Great Danes have a reputation as a good-natured family dog however, as always, this temperament depends a lot on early socialisation.  This requires exposure to as many different people, sights, sounds and experiences as possible when a puppy is young.  Taking them to a puppy preschool class, inviting guests over regularly and taking them to dog-parks are all ways to achieve this.

They have a great desire to please, so a well socialised Great Dane should be easy to train - a dog of this size obviously needs to be kept ‘under control'.  Although no longer used for hunting they can be fiercely protective and won't hesitate to defend their family. They are a rather sizable burglar deterrent!

These dogs have some quite specific requirements if you are going to care for them adequately.  Diet is extremely important for a growing giant breed puppy like a Great Dane. A complete and balanced, high quality, large breed puppy food is essential and should be fed at correct amounts for around 2 years, depending on growth rate. Exercise during this time should be daily but limited to gentle walks or yard play. "Running" these dogs before they are fully grown can lead to developmental problems.

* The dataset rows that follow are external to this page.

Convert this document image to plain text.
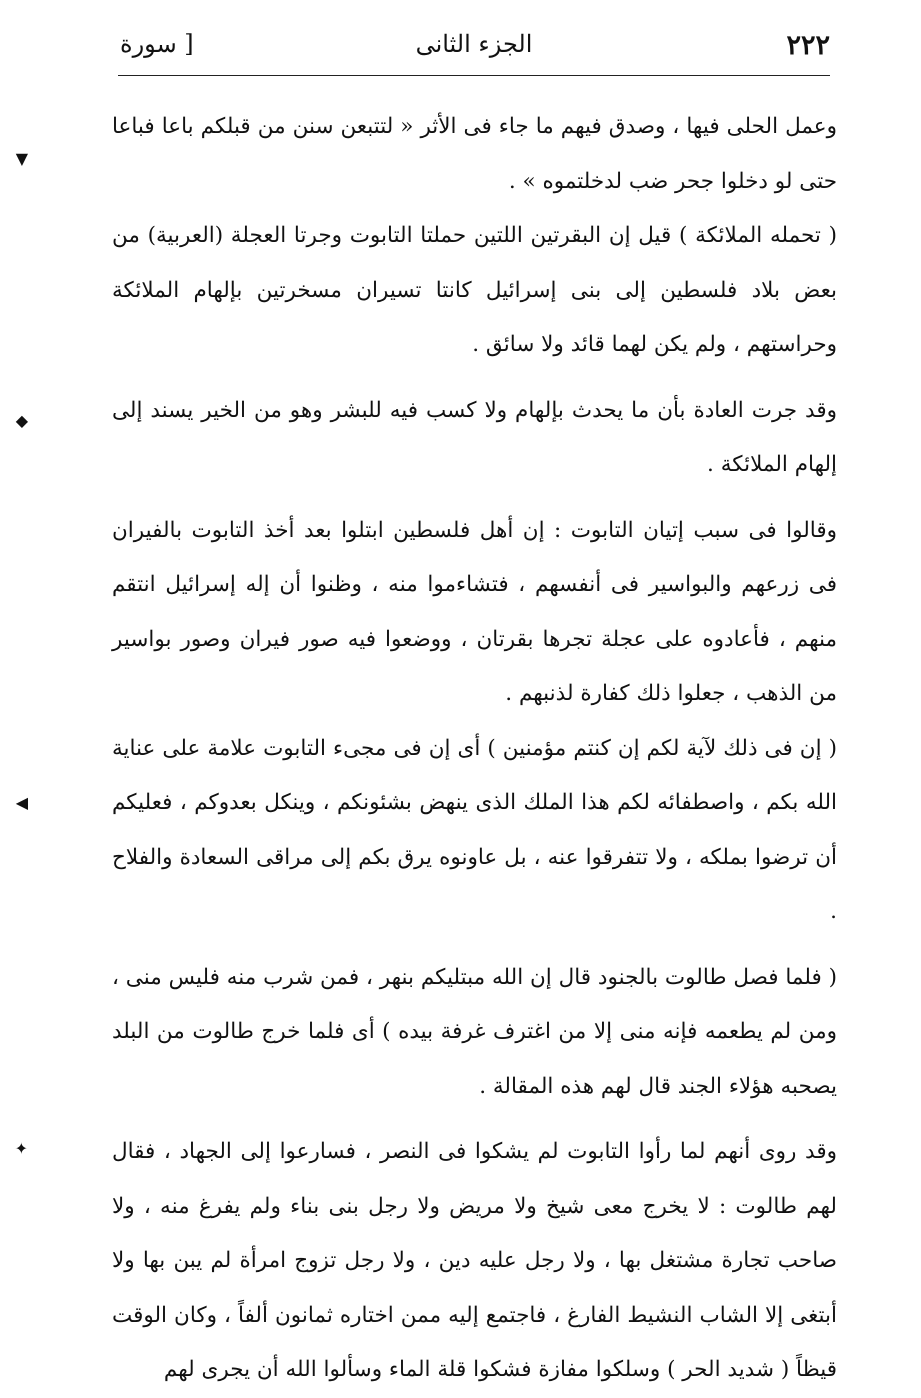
٢٢٢
الجزء الثانى
[ سورة

وعمل الحلى فيها ، وصدق فيهم ما جاء فى الأثر « لتتبعن سنن من قبلكم باعا فباعا حتى لو دخلوا جحر ضب لدخلتموه » .

( تحمله الملائكة ) قيل إن البقرتين اللتين حملتا التابوت وجرتا العجلة (العربية) من بعض بلاد فلسطين إلى بنى إسرائيل كانتا تسيران مسخرتين بإلهام الملائكة وحراستهم ، ولم يكن لهما قائد ولا سائق .

وقد جرت العادة بأن ما يحدث بإلهام ولا كسب فيه للبشر وهو من الخير يسند إلى إلهام الملائكة .

وقالوا فى سبب إتيان التابوت : إن أهل فلسطين ابتلوا بعد أخذ التابوت بالفيران فى زرعهم والبواسير فى أنفسهم ، فتشاءموا منه ، وظنوا أن إله إسرائيل انتقم منهم ، فأعادوه على عجلة تجرها بقرتان ، ووضعوا فيه صور فيران وصور بواسير من الذهب ، جعلوا ذلك كفارة لذنبهم .

( إن فى ذلك لآية لكم إن كنتم مؤمنين ) أى إن فى مجىء التابوت علامة على عناية الله بكم ، واصطفائه لكم هذا الملك الذى ينهض بشئونكم ، وينكل بعدوكم ، فعليكم أن ترضوا بملكه ، ولا تتفرقوا عنه ، بل عاونوه يرق بكم إلى مراقى السعادة والفلاح .

( فلما فصل طالوت بالجنود قال إن الله مبتليكم بنهر ، فمن شرب منه فليس منى ، ومن لم يطعمه فإنه منى إلا من اغترف غرفة بيده ) أى فلما خرج طالوت من البلد يصحبه هؤلاء الجند قال لهم هذه المقالة .

وقد روى أنهم لما رأوا التابوت لم يشكوا فى النصر ، فسارعوا إلى الجهاد ، فقال لهم طالوت : لا يخرج معى شيخ ولا مريض ولا رجل بنى بناء ولم يفرغ منه ، ولا صاحب تجارة مشتغل بها ، ولا رجل عليه دين ، ولا رجل تزوج امرأة لم يبن بها ولا أبتغى إلا الشاب النشيط الفارغ ، فاجتمع إليه ممن اختاره ثمانون ألفاً ، وكان الوقت قيظاً ( شديد الحر ) وسلكوا مفازة فشكوا قلة الماء وسألوا الله أن يجرى لهم

▼
◆
◀
✦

Health issues for Great Danes are primarily ones that generally affect all large breed dogs.  Hip dysplasia is an inherited condition so finding out if a puppy's parents have been ‘hip-scored' is important when looking to purchase a Great Dane.  Bone cancer (osteosarcoma), heart disease and gastric torsion (a twisted gut) are all life threatening issues. 

It is very important to find a reputable breeder who will prove health clearances for both your puppy's parents - because in every sense of the word, you will be making a very big investment.